OSO Staging / Intermediate Models

From source data, we produce a "universal event table", currently stored at int_events. Each event consists of an event_type (e.g. a git commit or contract invocation), to/from artifacts, a timestamp, and an amount.

From this event table, we aggregate events in downstream models to produce our metrics. For example, you may find it cheaper to run queries against int_events_daily_to_project.

SELECT event_source, SUM(amount)
FROM `YOUR_PROJECT_NAME.oso_production.int_events_daily_to_project`
WHERE project_id = 'XSDgPwFuQVcj57ARcKTGrm2w80KKlqJxaBWF6jZqe7w=' AND event_type = 'CONTRACT_INVOCATION_DAILY_COUNT'
GROUP BY project_id, event_source

OSO Playground

Subscribe on BigQuery

We maintain a subset of projects and events in a playground dataset for testing and development. All of the production models are mirrored in this environment.

Source Data

GitHub Data

View on BigQuery

GitHub data is predominantly provided by the incredible GH Archive project, which publishes a public archive of historical events to GitHub.

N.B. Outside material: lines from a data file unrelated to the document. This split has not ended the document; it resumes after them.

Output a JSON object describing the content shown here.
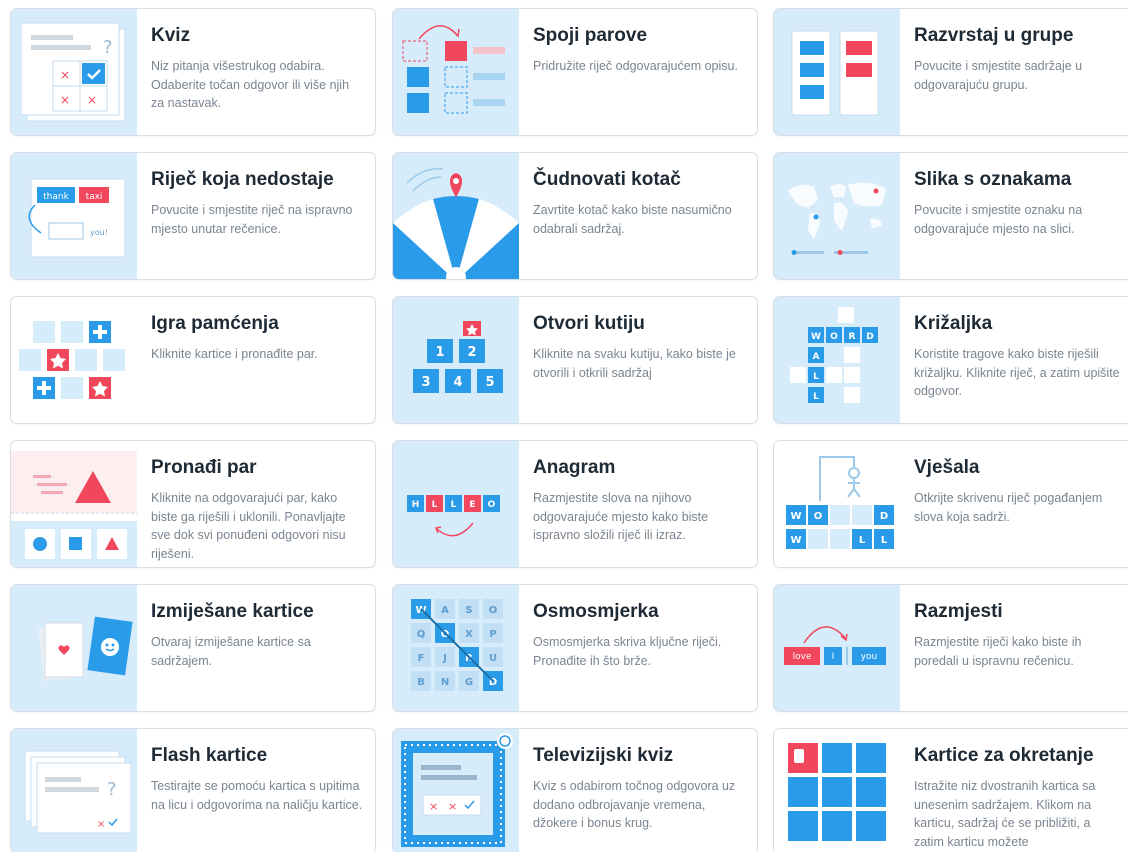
{
  "colors": {
    "blue": "#2a9be8",
    "red": "#f0475d",
    "light_blue": "#d6ecfb",
    "text": "#1e2a35",
    "desc": "#7a8591"
  },
  "templates": [
    {
      "title": "Kviz",
      "desc": "Niz pitanja višestrukog odabira. Odaberite točan odgovor ili više njih za nastavak.",
      "icon": "quiz-icon"
    },
    {
      "title": "Spoji parove",
      "desc": "Pridružite riječ odgovarajućem opisu.",
      "icon": "match-pairs-icon"
    },
    {
      "title": "Razvrstaj u grupe",
      "desc": "Povucite i smjestite sadržaje u odgovarajuću grupu.",
      "icon": "group-sort-icon"
    },
    {
      "title": "Riječ koja nedostaje",
      "desc": "Povucite i smjestite riječ na ispravno mjesto unutar rečenice.",
      "icon": "missing-word-icon",
      "words": [
        "thank",
        "taxi",
        "you!"
      ]
    },
    {
      "title": "Čudnovati kotač",
      "desc": "Zavrtite kotač kako biste nasumično odabrali sadržaj.",
      "icon": "spin-wheel-icon"
    },
    {
      "title": "Slika s oznakama",
      "desc": "Povucite i smjestite oznaku na odgovarajuće mjesto na slici.",
      "icon": "labelled-map-icon"
    },
    {
      "title": "Igra pamćenja",
      "desc": "Kliknite kartice i pronađite par.",
      "icon": "memory-game-icon"
    },
    {
      "title": "Otvori kutiju",
      "desc": "Kliknite na svaku kutiju, kako biste je otvorili i otkrili sadržaj",
      "icon": "open-box-icon",
      "numbers": [
        "1",
        "2",
        "3",
        "4",
        "5"
      ]
    },
    {
      "title": "Križaljka",
      "desc": "Koristite tragove kako biste riješili križaljku. Kliknite riječ, a zatim upišite odgovor.",
      "icon": "crossword-icon",
      "letters": [
        "W",
        "O",
        "R",
        "D",
        "A",
        "L",
        "L"
      ]
    },
    {
      "title": "Pronađi par",
      "desc": "Kliknite na odgovarajući par, kako biste ga riješili i uklonili. Ponavljajte sve dok svi ponuđeni odgovori nisu riješeni.",
      "icon": "find-match-icon"
    },
    {
      "title": "Anagram",
      "desc": "Razmjestite slova na njihovo odgovarajuće mjesto kako biste ispravno složili riječ ili izraz.",
      "icon": "anagram-icon",
      "letters": [
        "H",
        "L",
        "L",
        "E",
        "O"
      ]
    },
    {
      "title": "Vješala",
      "desc": "Otkrijte skrivenu riječ pogađanjem slova koja sadrži.",
      "icon": "hangman-icon",
      "letters": [
        "W",
        "O",
        "D",
        "W",
        "L",
        "L"
      ]
    },
    {
      "title": "Izmiješane kartice",
      "desc": "Otvaraj izmiješane kartice sa sadržajem.",
      "icon": "shuffled-cards-icon"
    },
    {
      "title": "Osmosmjerka",
      "desc": "Osmosmjerka skriva ključne riječi. Pronađite ih što brže.",
      "icon": "wordsearch-icon",
      "letters": [
        "W",
        "A",
        "S",
        "O",
        "Q",
        "O",
        "X",
        "P",
        "F",
        "J",
        "R",
        "U",
        "B",
        "N",
        "G",
        "D"
      ]
    },
    {
      "title": "Razmjesti",
      "desc": "Razmjestite riječi kako biste ih poredali u ispravnu rečenicu.",
      "icon": "unjumble-icon",
      "words": [
        "love",
        "I",
        "you"
      ]
    },
    {
      "title": "Flash kartice",
      "desc": "Testirajte se pomoću kartica s upitima na licu i odgovorima na naličju kartice.",
      "icon": "flash-cards-icon"
    },
    {
      "title": "Televizijski kviz",
      "desc": "Kviz s odabirom točnog odgovora uz dodano odbrojavanje vremena, džokere i bonus krug.",
      "icon": "tv-quiz-icon"
    },
    {
      "title": "Kartice za okretanje",
      "desc": "Istražite niz dvostranih kartica sa unesenim sadržajem. Klikom na karticu, sadržaj će se približiti, a zatim karticu možete",
      "icon": "flip-tiles-icon"
    }
  ]
}
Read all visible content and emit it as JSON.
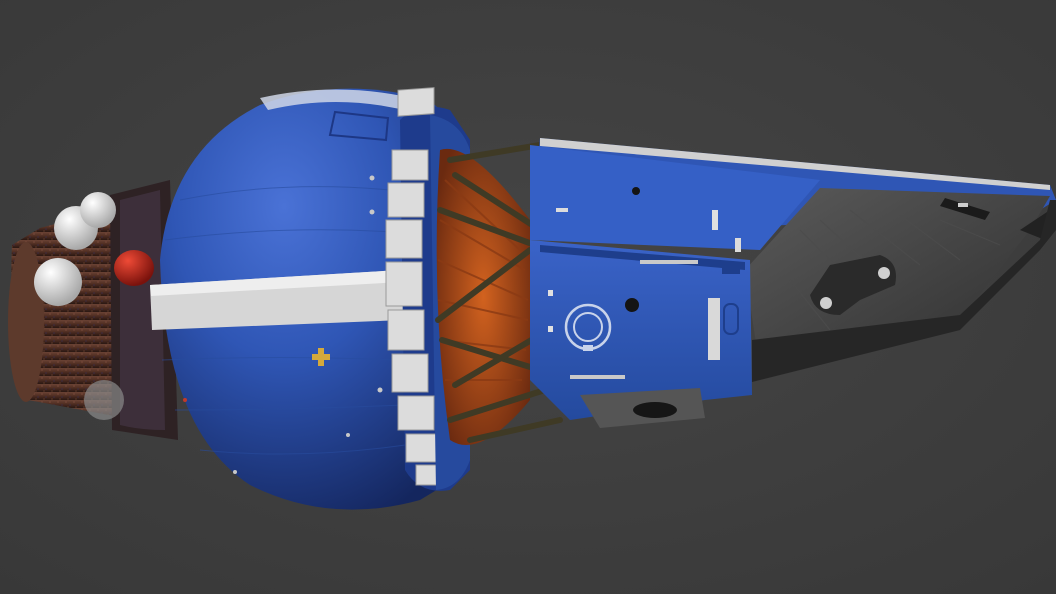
{
  "scene": {
    "subject": "spacecraft-render",
    "colors": {
      "background": "#3d3d3d",
      "hull_blue": "#2f56b5",
      "hull_blue_dark": "#1d3785",
      "stripe_white": "#d9d9d9",
      "rust_brown": "#5a3427",
      "red_light": "#c8241a",
      "truss": "#45402c",
      "engine_orange": "#b24a1c",
      "panel_grey": "#6c6c6c",
      "marker_yellow": "#d4a93b"
    }
  }
}
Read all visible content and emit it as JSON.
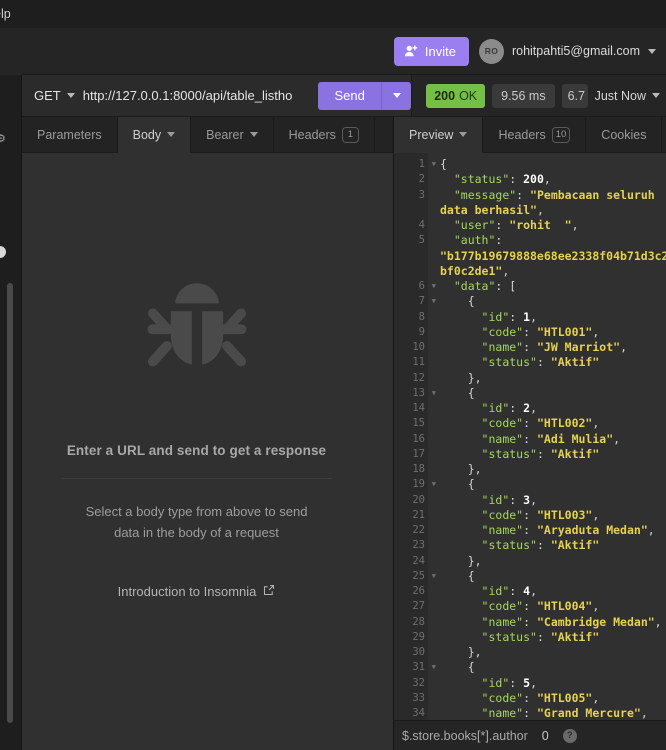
{
  "menubar": {
    "help_label": "elp"
  },
  "account_bar": {
    "invite_label": "Invite",
    "invite_icon": "user-plus-icon",
    "avatar_initials": "RO",
    "email": "rohitpahti5@gmail.com",
    "caret_icon": "chevron-down-icon",
    "accent_color": "#9b7ff0"
  },
  "request_bar": {
    "method": "GET",
    "method_caret_icon": "chevron-down-icon",
    "url": "http://127.0.0.1:8000/api/table_listho",
    "send_label": "Send",
    "send_caret_icon": "chevron-down-icon",
    "send_color": "#8a72e0"
  },
  "response_meta": {
    "status_code": "200",
    "status_text": "OK",
    "status_color": "#74c047",
    "time": "9.56 ms",
    "size": "6.7",
    "timestamp": "Just Now",
    "timestamp_caret_icon": "chevron-down-icon"
  },
  "request_tabs": [
    {
      "label": "Parameters",
      "active": false,
      "caret": false,
      "count": null
    },
    {
      "label": "Body",
      "active": true,
      "caret": true,
      "count": null
    },
    {
      "label": "Bearer",
      "active": false,
      "caret": true,
      "count": null
    },
    {
      "label": "Headers",
      "active": false,
      "caret": false,
      "count": "1"
    }
  ],
  "response_tabs": [
    {
      "label": "Preview",
      "active": true,
      "caret": true,
      "count": null
    },
    {
      "label": "Headers",
      "active": false,
      "caret": false,
      "count": "10"
    },
    {
      "label": "Cookies",
      "active": false,
      "caret": false,
      "count": null
    }
  ],
  "request_empty_state": {
    "icon": "bug-icon",
    "title": "Enter a URL and send to get a response",
    "subtitle": "Select a body type from above to send\ndata in the body of a request",
    "link_label": "Introduction to Insomnia",
    "link_icon": "external-link-icon"
  },
  "filter_bar": {
    "placeholder": "$.store.books[*].author",
    "count": "0",
    "help_icon": "question-mark-icon"
  },
  "response_body": {
    "lines": [
      {
        "num": "1",
        "fold": true,
        "html": "<span class=\"p\">{</span>"
      },
      {
        "num": "2",
        "fold": false,
        "html": "  <span class=\"k\">\"status\"</span><span class=\"p\">:</span> <span class=\"n\">200</span><span class=\"p\">,</span>"
      },
      {
        "num": "3",
        "fold": false,
        "html": "  <span class=\"k\">\"message\"</span><span class=\"p\">:</span> <span class=\"s\">\"Pembacaan seluruh</span>"
      },
      {
        "num": "",
        "fold": false,
        "html": "<span class=\"s\">data berhasil\"</span><span class=\"p\">,</span>"
      },
      {
        "num": "4",
        "fold": false,
        "html": "  <span class=\"k\">\"user\"</span><span class=\"p\">:</span> <span class=\"s\">\"rohit  \"</span><span class=\"p\">,</span>"
      },
      {
        "num": "5",
        "fold": false,
        "html": "  <span class=\"k\">\"auth\"</span><span class=\"p\">:</span>"
      },
      {
        "num": "",
        "fold": false,
        "html": "<span class=\"s\">\"b177b19679888e68ee2338f04b71d3c2</span>"
      },
      {
        "num": "",
        "fold": false,
        "html": "<span class=\"s\">bf0c2de1\"</span><span class=\"p\">,</span>"
      },
      {
        "num": "6",
        "fold": true,
        "html": "  <span class=\"k\">\"data\"</span><span class=\"p\">: [</span>"
      },
      {
        "num": "7",
        "fold": true,
        "html": "    <span class=\"p\">{</span>"
      },
      {
        "num": "8",
        "fold": false,
        "html": "      <span class=\"k\">\"id\"</span><span class=\"p\">:</span> <span class=\"n\">1</span><span class=\"p\">,</span>"
      },
      {
        "num": "9",
        "fold": false,
        "html": "      <span class=\"k\">\"code\"</span><span class=\"p\">:</span> <span class=\"s\">\"HTL001\"</span><span class=\"p\">,</span>"
      },
      {
        "num": "10",
        "fold": false,
        "html": "      <span class=\"k\">\"name\"</span><span class=\"p\">:</span> <span class=\"s\">\"JW Marriot\"</span><span class=\"p\">,</span>"
      },
      {
        "num": "11",
        "fold": false,
        "html": "      <span class=\"k\">\"status\"</span><span class=\"p\">:</span> <span class=\"s\">\"Aktif\"</span>"
      },
      {
        "num": "12",
        "fold": false,
        "html": "    <span class=\"p\">},</span>"
      },
      {
        "num": "13",
        "fold": true,
        "html": "    <span class=\"p\">{</span>"
      },
      {
        "num": "14",
        "fold": false,
        "html": "      <span class=\"k\">\"id\"</span><span class=\"p\">:</span> <span class=\"n\">2</span><span class=\"p\">,</span>"
      },
      {
        "num": "15",
        "fold": false,
        "html": "      <span class=\"k\">\"code\"</span><span class=\"p\">:</span> <span class=\"s\">\"HTL002\"</span><span class=\"p\">,</span>"
      },
      {
        "num": "16",
        "fold": false,
        "html": "      <span class=\"k\">\"name\"</span><span class=\"p\">:</span> <span class=\"s\">\"Adi Mulia\"</span><span class=\"p\">,</span>"
      },
      {
        "num": "17",
        "fold": false,
        "html": "      <span class=\"k\">\"status\"</span><span class=\"p\">:</span> <span class=\"s\">\"Aktif\"</span>"
      },
      {
        "num": "18",
        "fold": false,
        "html": "    <span class=\"p\">},</span>"
      },
      {
        "num": "19",
        "fold": true,
        "html": "    <span class=\"p\">{</span>"
      },
      {
        "num": "20",
        "fold": false,
        "html": "      <span class=\"k\">\"id\"</span><span class=\"p\">:</span> <span class=\"n\">3</span><span class=\"p\">,</span>"
      },
      {
        "num": "21",
        "fold": false,
        "html": "      <span class=\"k\">\"code\"</span><span class=\"p\">:</span> <span class=\"s\">\"HTL003\"</span><span class=\"p\">,</span>"
      },
      {
        "num": "22",
        "fold": false,
        "html": "      <span class=\"k\">\"name\"</span><span class=\"p\">:</span> <span class=\"s\">\"Aryaduta Medan\"</span><span class=\"p\">,</span>"
      },
      {
        "num": "23",
        "fold": false,
        "html": "      <span class=\"k\">\"status\"</span><span class=\"p\">:</span> <span class=\"s\">\"Aktif\"</span>"
      },
      {
        "num": "24",
        "fold": false,
        "html": "    <span class=\"p\">},</span>"
      },
      {
        "num": "25",
        "fold": true,
        "html": "    <span class=\"p\">{</span>"
      },
      {
        "num": "26",
        "fold": false,
        "html": "      <span class=\"k\">\"id\"</span><span class=\"p\">:</span> <span class=\"n\">4</span><span class=\"p\">,</span>"
      },
      {
        "num": "27",
        "fold": false,
        "html": "      <span class=\"k\">\"code\"</span><span class=\"p\">:</span> <span class=\"s\">\"HTL004\"</span><span class=\"p\">,</span>"
      },
      {
        "num": "28",
        "fold": false,
        "html": "      <span class=\"k\">\"name\"</span><span class=\"p\">:</span> <span class=\"s\">\"Cambridge Medan\"</span><span class=\"p\">,</span>"
      },
      {
        "num": "29",
        "fold": false,
        "html": "      <span class=\"k\">\"status\"</span><span class=\"p\">:</span> <span class=\"s\">\"Aktif\"</span>"
      },
      {
        "num": "30",
        "fold": false,
        "html": "    <span class=\"p\">},</span>"
      },
      {
        "num": "31",
        "fold": true,
        "html": "    <span class=\"p\">{</span>"
      },
      {
        "num": "32",
        "fold": false,
        "html": "      <span class=\"k\">\"id\"</span><span class=\"p\">:</span> <span class=\"n\">5</span><span class=\"p\">,</span>"
      },
      {
        "num": "33",
        "fold": false,
        "html": "      <span class=\"k\">\"code\"</span><span class=\"p\">:</span> <span class=\"s\">\"HTL005\"</span><span class=\"p\">,</span>"
      },
      {
        "num": "34",
        "fold": false,
        "html": "      <span class=\"k\">\"name\"</span><span class=\"p\">:</span> <span class=\"s\">\"Grand Mercure\"</span><span class=\"p\">,</span>"
      }
    ]
  }
}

For example, to count the number of issues opened, closed, and reopened on 2020/01/01:

SELECT event as issue_status, COUNT(*) as cnt FROM (
SELECT type, repo.name, actor.login,
JSON_EXTRACT(payload, '$.action') as event,
FROM `githubarchive.day.20200101`
WHERE type = 'IssuesEvent'
)
GROUP by issue_status;

Open Source Insights

View on BigQuery

Open Source Insights (aka deps.dev) is a service developed and hosted by Google to help developers better understand the structure, construction, and security of open source software packages. The service examines each package, constructs a full, detailed graph of its dependencies and their properties, and makes the results available to anyone who could benefit from them. The goal is to provide developers with a picture of how their software is put together, how that changes as dependencies change, and what the consequences might be.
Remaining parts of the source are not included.